In videos and images that went viral around the world, policemen in masks and riot gear charged pallbearers carrying her casket and beat them with batons and bats. It was horrific to watch and came as Israel was being accused around the world of killing the renowned Al Jazeera journalist.
It was as if someone in the high echelons of power in Israel decided that the accusation that the IDF killed Abu Akleh to silence her critical journalism didn’t cause enough damage for the Jewish state: More was needed.
Masked police officers faced scores of flag-waving and chanting Palestinians in the compound of St. Joseph’s Hospital in east Jerusalem, television footage showed.
Then they charged the crowd – and at one point, the group carrying her coffin backed against a wall and almost dropped the casket, recovering it just before one end hit the ground. The funeral in Jerusalem was interrupted after Israeli forces confiscated Palestinian flags hoisted by Palestinians at the funeral, held in a Jerusalem church near Jaffa Gate.
What happened at the funeral will be probed now by the police with a focus on the question of why they felt that violence was even needed. Sadly, the Israel Police is not exactly an organization that can be trusted.
Anyone who has been following the police in recent years knows this. The organization is weak, understaffed and underpaid, and its ranks are filled with people who sometimes make one wonder how they were hired to begin with.
The clashes at the funeral came just days before Israel marks the holiday of Lag Ba’omer on Wednesday night, as well as the first anniversary of the Meron disaster where 45 people were killed in a tragic stampede at the mountaintop gravesite of the second century sage Rabbi Shimon Bar Yochai.
According to the government, the number of people allowed at the site will be limited and strictly enforced. In addition, structural changes have been made to prevent similar disasters from occurring in the future.
What is troubling though is that a year after 45 people were killed, no one in the police or the government has stepped down or taken responsibility for what happened last April. Forty-five fathers, sons, brothers and husbands were killed because of bad decisions and negligence but no one has stepped forward and accepted the blame.

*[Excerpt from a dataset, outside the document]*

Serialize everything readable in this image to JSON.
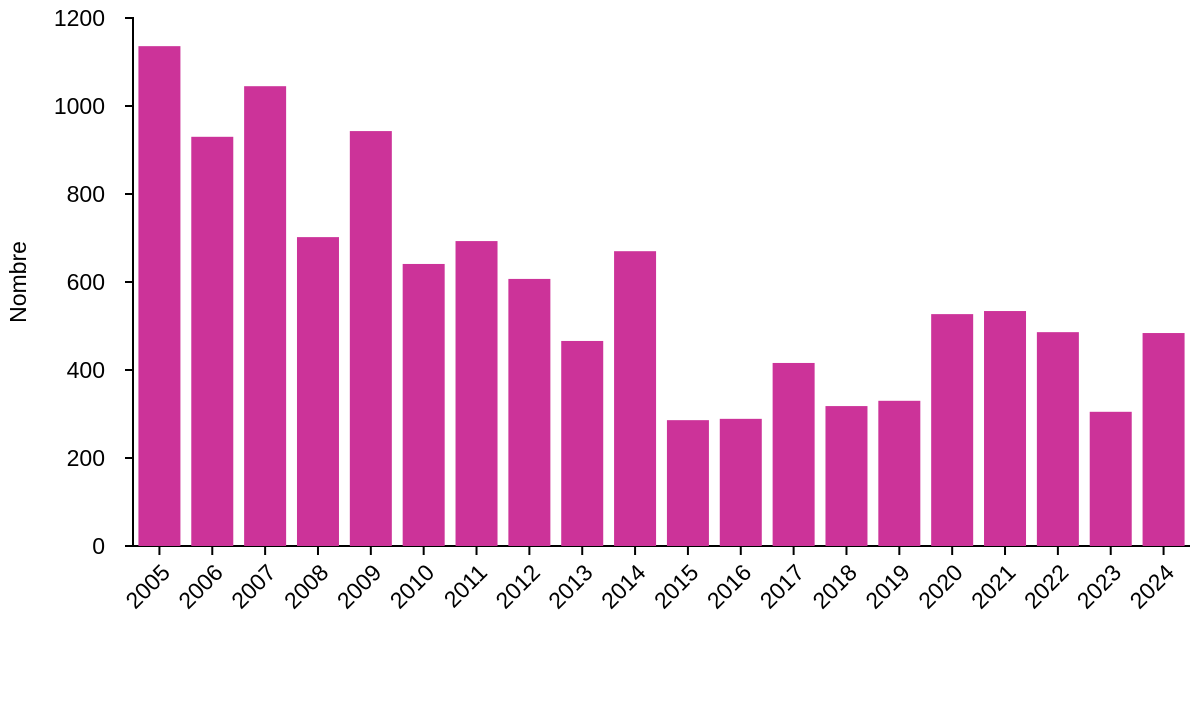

Instead, Shabtai is still in his role, as is Northern District Chief Shimon Lavi and Yosef Schwinger, director general of the National Center for the Development of Holy Places that operates the tomb.

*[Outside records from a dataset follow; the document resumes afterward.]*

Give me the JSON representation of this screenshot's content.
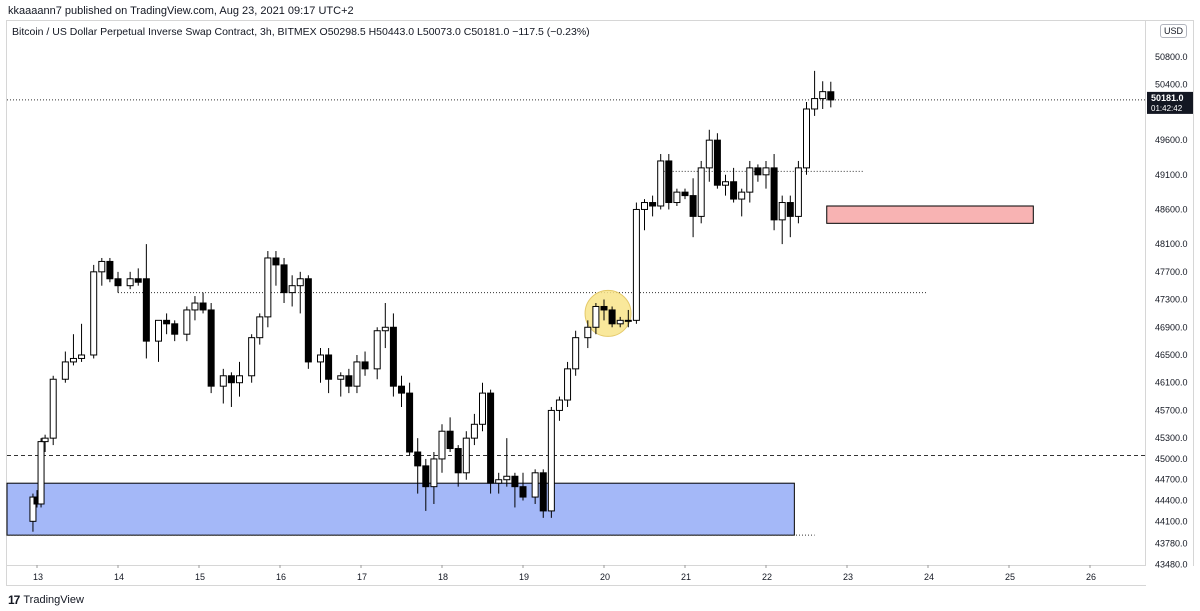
{
  "header": {
    "published": "kkaaaann7 published on TradingView.com, Aug 23, 2021 09:17 UTC+2"
  },
  "symbol": {
    "title": "Bitcoin / US Dollar Perpetual Inverse Swap Contract, 3h, BITMEX  O50298.5  H50443.0  L50073.0  C50181.0  −117.5 (−0.23%)"
  },
  "currency_badge": "USD",
  "footer": {
    "brand": "TradingView",
    "logo_icon": "tradingview-logo-icon"
  },
  "chart_data": {
    "type": "candlestick",
    "x_ticks": [
      "13",
      "14",
      "15",
      "16",
      "17",
      "18",
      "19",
      "20",
      "21",
      "22",
      "23",
      "24",
      "25",
      "26"
    ],
    "y_ticks": [
      50800.0,
      50400.0,
      49600.0,
      49100.0,
      48600.0,
      48100.0,
      47700.0,
      47300.0,
      46900.0,
      46500.0,
      46100.0,
      45700.0,
      45300.0,
      45000.0,
      44700.0,
      44400.0,
      44100.0,
      43780.0,
      43480.0
    ],
    "y_tick_labels": [
      "50800.0",
      "50400.0",
      "49600.0",
      "49100.0",
      "48600.0",
      "48100.0",
      "47700.0",
      "47300.0",
      "46900.0",
      "46500.0",
      "46100.0",
      "45700.0",
      "45300.0",
      "45000.0",
      "44700.0",
      "44400.0",
      "44100.0",
      "43780.0",
      "43480.0"
    ],
    "last_price": {
      "value": 50181.0,
      "label": "50181.0",
      "countdown": "01:42:42"
    },
    "colors": {
      "up": "#ffffff",
      "down": "#000000",
      "outline": "#000000",
      "demand_zone": "#a4b8f8",
      "supply_zone": "#f8b3b3",
      "highlight": "#f8e48a"
    },
    "candles": [
      {
        "x": 12.95,
        "o": 44100,
        "h": 44500,
        "l": 43950,
        "c": 44450
      },
      {
        "x": 13.0,
        "o": 44450,
        "h": 44550,
        "l": 44300,
        "c": 44350
      },
      {
        "x": 13.05,
        "o": 44350,
        "h": 45300,
        "l": 44300,
        "c": 45250
      },
      {
        "x": 13.1,
        "o": 45250,
        "h": 45350,
        "l": 45100,
        "c": 45300
      },
      {
        "x": 13.2,
        "o": 45300,
        "h": 46200,
        "l": 45200,
        "c": 46150
      },
      {
        "x": 13.35,
        "o": 46150,
        "h": 46550,
        "l": 46100,
        "c": 46400
      },
      {
        "x": 13.45,
        "o": 46400,
        "h": 46800,
        "l": 46350,
        "c": 46450
      },
      {
        "x": 13.55,
        "o": 46450,
        "h": 46950,
        "l": 46400,
        "c": 46500
      },
      {
        "x": 13.7,
        "o": 46500,
        "h": 47800,
        "l": 46450,
        "c": 47700
      },
      {
        "x": 13.8,
        "o": 47700,
        "h": 47900,
        "l": 47500,
        "c": 47850
      },
      {
        "x": 13.9,
        "o": 47850,
        "h": 47900,
        "l": 47550,
        "c": 47600
      },
      {
        "x": 14.0,
        "o": 47600,
        "h": 47700,
        "l": 47400,
        "c": 47500
      },
      {
        "x": 14.15,
        "o": 47500,
        "h": 47700,
        "l": 47450,
        "c": 47600
      },
      {
        "x": 14.25,
        "o": 47600,
        "h": 47750,
        "l": 47500,
        "c": 47550
      },
      {
        "x": 14.35,
        "o": 47600,
        "h": 48100,
        "l": 46450,
        "c": 46700
      },
      {
        "x": 14.5,
        "o": 46700,
        "h": 47000,
        "l": 46400,
        "c": 47000
      },
      {
        "x": 14.6,
        "o": 47000,
        "h": 47100,
        "l": 46800,
        "c": 46950
      },
      {
        "x": 14.7,
        "o": 46950,
        "h": 47000,
        "l": 46700,
        "c": 46800
      },
      {
        "x": 14.85,
        "o": 46800,
        "h": 47200,
        "l": 46700,
        "c": 47150
      },
      {
        "x": 14.95,
        "o": 47150,
        "h": 47350,
        "l": 47000,
        "c": 47250
      },
      {
        "x": 15.05,
        "o": 47250,
        "h": 47400,
        "l": 47100,
        "c": 47150
      },
      {
        "x": 15.15,
        "o": 47150,
        "h": 47250,
        "l": 45950,
        "c": 46050
      },
      {
        "x": 15.3,
        "o": 46050,
        "h": 46300,
        "l": 45800,
        "c": 46200
      },
      {
        "x": 15.4,
        "o": 46200,
        "h": 46250,
        "l": 45750,
        "c": 46100
      },
      {
        "x": 15.5,
        "o": 46100,
        "h": 46400,
        "l": 45900,
        "c": 46200
      },
      {
        "x": 15.65,
        "o": 46200,
        "h": 46800,
        "l": 46100,
        "c": 46750
      },
      {
        "x": 15.75,
        "o": 46750,
        "h": 47100,
        "l": 46650,
        "c": 47050
      },
      {
        "x": 15.85,
        "o": 47050,
        "h": 48000,
        "l": 46900,
        "c": 47900
      },
      {
        "x": 15.95,
        "o": 47900,
        "h": 48000,
        "l": 47500,
        "c": 47800
      },
      {
        "x": 16.05,
        "o": 47800,
        "h": 47900,
        "l": 47250,
        "c": 47400
      },
      {
        "x": 16.15,
        "o": 47400,
        "h": 47650,
        "l": 47200,
        "c": 47500
      },
      {
        "x": 16.25,
        "o": 47500,
        "h": 47700,
        "l": 47100,
        "c": 47600
      },
      {
        "x": 16.35,
        "o": 47600,
        "h": 47650,
        "l": 46300,
        "c": 46400
      },
      {
        "x": 16.5,
        "o": 46400,
        "h": 46600,
        "l": 46100,
        "c": 46500
      },
      {
        "x": 16.6,
        "o": 46500,
        "h": 46600,
        "l": 45950,
        "c": 46150
      },
      {
        "x": 16.75,
        "o": 46150,
        "h": 46250,
        "l": 45900,
        "c": 46200
      },
      {
        "x": 16.85,
        "o": 46200,
        "h": 46300,
        "l": 45950,
        "c": 46050
      },
      {
        "x": 16.95,
        "o": 46050,
        "h": 46500,
        "l": 45950,
        "c": 46400
      },
      {
        "x": 17.05,
        "o": 46400,
        "h": 46550,
        "l": 46200,
        "c": 46300
      },
      {
        "x": 17.2,
        "o": 46300,
        "h": 46900,
        "l": 46150,
        "c": 46850
      },
      {
        "x": 17.3,
        "o": 46850,
        "h": 47250,
        "l": 46600,
        "c": 46900
      },
      {
        "x": 17.4,
        "o": 46900,
        "h": 47100,
        "l": 45900,
        "c": 46050
      },
      {
        "x": 17.5,
        "o": 46050,
        "h": 46200,
        "l": 45750,
        "c": 45950
      },
      {
        "x": 17.6,
        "o": 45950,
        "h": 46100,
        "l": 45050,
        "c": 45100
      },
      {
        "x": 17.7,
        "o": 45100,
        "h": 45300,
        "l": 44500,
        "c": 44900
      },
      {
        "x": 17.8,
        "o": 44900,
        "h": 45000,
        "l": 44250,
        "c": 44600
      },
      {
        "x": 17.9,
        "o": 44600,
        "h": 45100,
        "l": 44350,
        "c": 45000
      },
      {
        "x": 18.0,
        "o": 45000,
        "h": 45500,
        "l": 44800,
        "c": 45400
      },
      {
        "x": 18.1,
        "o": 45400,
        "h": 45600,
        "l": 45100,
        "c": 45150
      },
      {
        "x": 18.2,
        "o": 45150,
        "h": 45200,
        "l": 44600,
        "c": 44800
      },
      {
        "x": 18.3,
        "o": 44800,
        "h": 45400,
        "l": 44700,
        "c": 45300
      },
      {
        "x": 18.4,
        "o": 45300,
        "h": 45650,
        "l": 45200,
        "c": 45500
      },
      {
        "x": 18.5,
        "o": 45500,
        "h": 46100,
        "l": 45400,
        "c": 45950
      },
      {
        "x": 18.6,
        "o": 45950,
        "h": 46000,
        "l": 44500,
        "c": 44650
      },
      {
        "x": 18.7,
        "o": 44650,
        "h": 44800,
        "l": 44500,
        "c": 44700
      },
      {
        "x": 18.8,
        "o": 44700,
        "h": 45300,
        "l": 44600,
        "c": 44750
      },
      {
        "x": 18.9,
        "o": 44750,
        "h": 44800,
        "l": 44300,
        "c": 44600
      },
      {
        "x": 19.0,
        "o": 44600,
        "h": 44800,
        "l": 44400,
        "c": 44450
      },
      {
        "x": 19.15,
        "o": 44450,
        "h": 44850,
        "l": 44350,
        "c": 44800
      },
      {
        "x": 19.25,
        "o": 44800,
        "h": 44850,
        "l": 44150,
        "c": 44250
      },
      {
        "x": 19.35,
        "o": 44250,
        "h": 45750,
        "l": 44150,
        "c": 45700
      },
      {
        "x": 19.45,
        "o": 45700,
        "h": 45900,
        "l": 45550,
        "c": 45850
      },
      {
        "x": 19.55,
        "o": 45850,
        "h": 46400,
        "l": 45750,
        "c": 46300
      },
      {
        "x": 19.65,
        "o": 46300,
        "h": 46850,
        "l": 46200,
        "c": 46750
      },
      {
        "x": 19.8,
        "o": 46750,
        "h": 47000,
        "l": 46600,
        "c": 46900
      },
      {
        "x": 19.9,
        "o": 46900,
        "h": 47250,
        "l": 46800,
        "c": 47200
      },
      {
        "x": 20.0,
        "o": 47200,
        "h": 47300,
        "l": 47000,
        "c": 47150
      },
      {
        "x": 20.1,
        "o": 47150,
        "h": 47200,
        "l": 46900,
        "c": 46950
      },
      {
        "x": 20.2,
        "o": 46950,
        "h": 47050,
        "l": 46900,
        "c": 47000
      },
      {
        "x": 20.3,
        "o": 47000,
        "h": 47150,
        "l": 46900,
        "c": 47000
      },
      {
        "x": 20.4,
        "o": 47000,
        "h": 48700,
        "l": 46950,
        "c": 48600
      },
      {
        "x": 20.5,
        "o": 48600,
        "h": 48750,
        "l": 48300,
        "c": 48700
      },
      {
        "x": 20.6,
        "o": 48700,
        "h": 48800,
        "l": 48500,
        "c": 48650
      },
      {
        "x": 20.7,
        "o": 48650,
        "h": 49400,
        "l": 48600,
        "c": 49300
      },
      {
        "x": 20.8,
        "o": 49300,
        "h": 49400,
        "l": 48600,
        "c": 48700
      },
      {
        "x": 20.9,
        "o": 48700,
        "h": 48900,
        "l": 48650,
        "c": 48850
      },
      {
        "x": 21.0,
        "o": 48850,
        "h": 48900,
        "l": 48750,
        "c": 48800
      },
      {
        "x": 21.1,
        "o": 48800,
        "h": 49050,
        "l": 48200,
        "c": 48500
      },
      {
        "x": 21.2,
        "o": 48500,
        "h": 49300,
        "l": 48400,
        "c": 49200
      },
      {
        "x": 21.3,
        "o": 49200,
        "h": 49750,
        "l": 49000,
        "c": 49600
      },
      {
        "x": 21.4,
        "o": 49600,
        "h": 49700,
        "l": 48900,
        "c": 48950
      },
      {
        "x": 21.5,
        "o": 48950,
        "h": 49100,
        "l": 48800,
        "c": 49000
      },
      {
        "x": 21.6,
        "o": 49000,
        "h": 49200,
        "l": 48700,
        "c": 48750
      },
      {
        "x": 21.7,
        "o": 48750,
        "h": 48900,
        "l": 48500,
        "c": 48850
      },
      {
        "x": 21.8,
        "o": 48850,
        "h": 49300,
        "l": 48700,
        "c": 49200
      },
      {
        "x": 21.9,
        "o": 49200,
        "h": 49250,
        "l": 49000,
        "c": 49100
      },
      {
        "x": 22.0,
        "o": 49100,
        "h": 49300,
        "l": 48900,
        "c": 49200
      },
      {
        "x": 22.1,
        "o": 49200,
        "h": 49400,
        "l": 48300,
        "c": 48450
      },
      {
        "x": 22.2,
        "o": 48450,
        "h": 48800,
        "l": 48100,
        "c": 48700
      },
      {
        "x": 22.3,
        "o": 48700,
        "h": 48800,
        "l": 48200,
        "c": 48500
      },
      {
        "x": 22.4,
        "o": 48500,
        "h": 49300,
        "l": 48400,
        "c": 49200
      },
      {
        "x": 22.5,
        "o": 49200,
        "h": 50150,
        "l": 49100,
        "c": 50050
      },
      {
        "x": 22.6,
        "o": 50050,
        "h": 50600,
        "l": 49950,
        "c": 50200
      },
      {
        "x": 22.7,
        "o": 50200,
        "h": 50450,
        "l": 50050,
        "c": 50300
      },
      {
        "x": 22.8,
        "o": 50298.5,
        "h": 50443,
        "l": 50073,
        "c": 50181
      }
    ],
    "levels": [
      {
        "y": 50181,
        "style": "dotted",
        "x_from": "left",
        "x_to": "axis"
      },
      {
        "y": 49150,
        "style": "dotted",
        "x_from": 20.7,
        "x_to": 23.2
      },
      {
        "y": 47400,
        "style": "dotted",
        "x_from": 14.0,
        "x_to": 24.0
      },
      {
        "y": 45050,
        "style": "dashed",
        "x_from": "left",
        "x_to": "axis"
      },
      {
        "y": 43900,
        "style": "dotted",
        "x_from": "left",
        "x_to": 22.6
      }
    ],
    "zones": [
      {
        "name": "demand-zone",
        "x_from": "left",
        "x_to": 22.35,
        "y_from": 43900,
        "y_to": 44650,
        "color": "#a4b8f8"
      },
      {
        "name": "supply-zone",
        "x_from": 22.75,
        "x_to": 25.3,
        "y_from": 48400,
        "y_to": 48650,
        "color": "#f8b3b3"
      }
    ],
    "highlight": {
      "x": 20.05,
      "y": 47100,
      "color": "#f8e48a"
    }
  }
}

Instead of taking responsibility, Lavi and Shabtai have played the blame game. During his testimony before the state commission investigating the disaster, the police commissioner said that Lavi was responsible. While Lavi has taken responsibility, he has claimed that it does not mean he is to blame.
This situation is ridiculous, but then again it also explains how violence can break out at Abu Akleh’s funeral. The police are not managed. A managed and responsible police force would have stopped tens of thousands of people from visiting Meron last year and would have banged on the table and warned that it could not ensure their safety. A responsible police would have stayed away from Abu Akleh’s funeral, knowing that images of violence as Israel is fighting a global war for legitimacy is something that cannot happen. A responsible police would have known how to prevent that.

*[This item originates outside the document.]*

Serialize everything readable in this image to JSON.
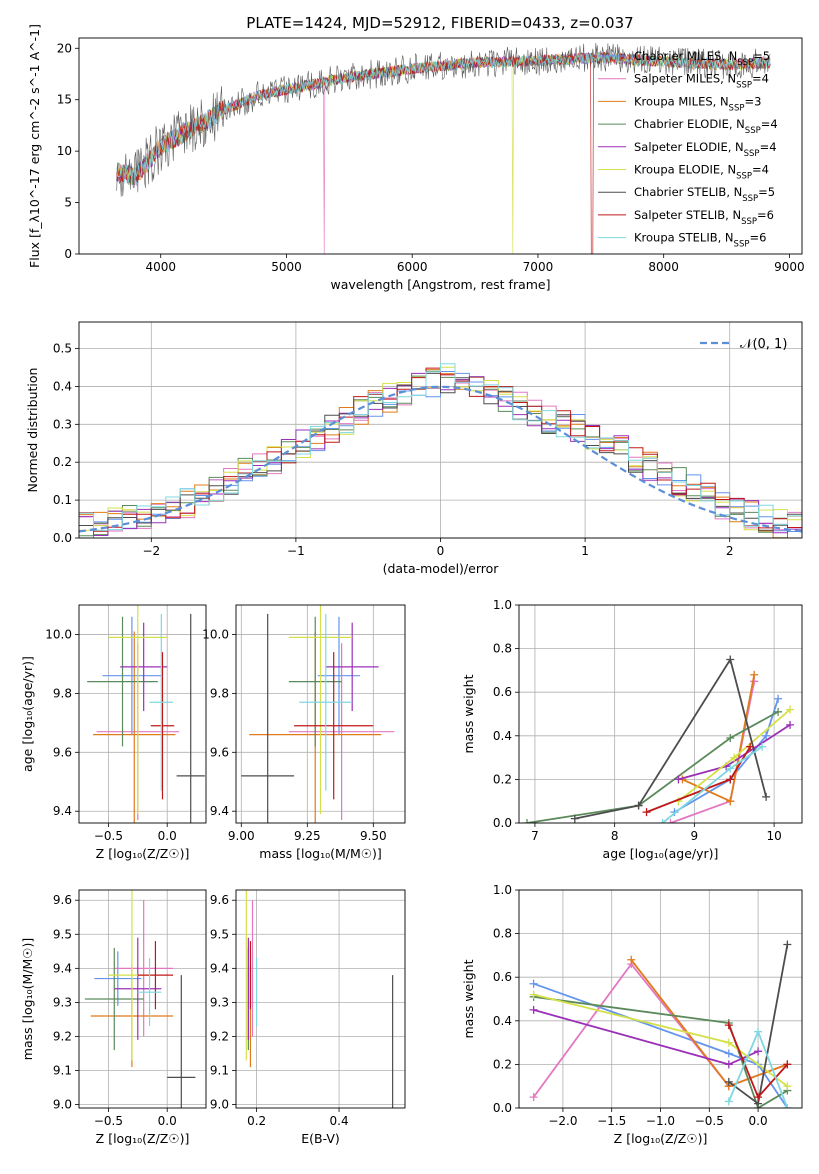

Sadly, a responsible police force is not what Israel has – and there is little doubt that change is needed, first and foremost at the top. Shabtai needs to be replaced as does Lavi. When that happens, a lesson will be taught of accountability and responsibility. Forty-five people should not be allowed to die without change. Sensitive events like Abu Akleh’s funeral are not allowed to go on without the police understanding that they need to behave differently.
A state commission of inquiry is currently investigating the Meron disaster. We hope they finish their probe soon and do not shy away from the necessary recommendations.
It is time for change: It is time to revamp the Israel Police.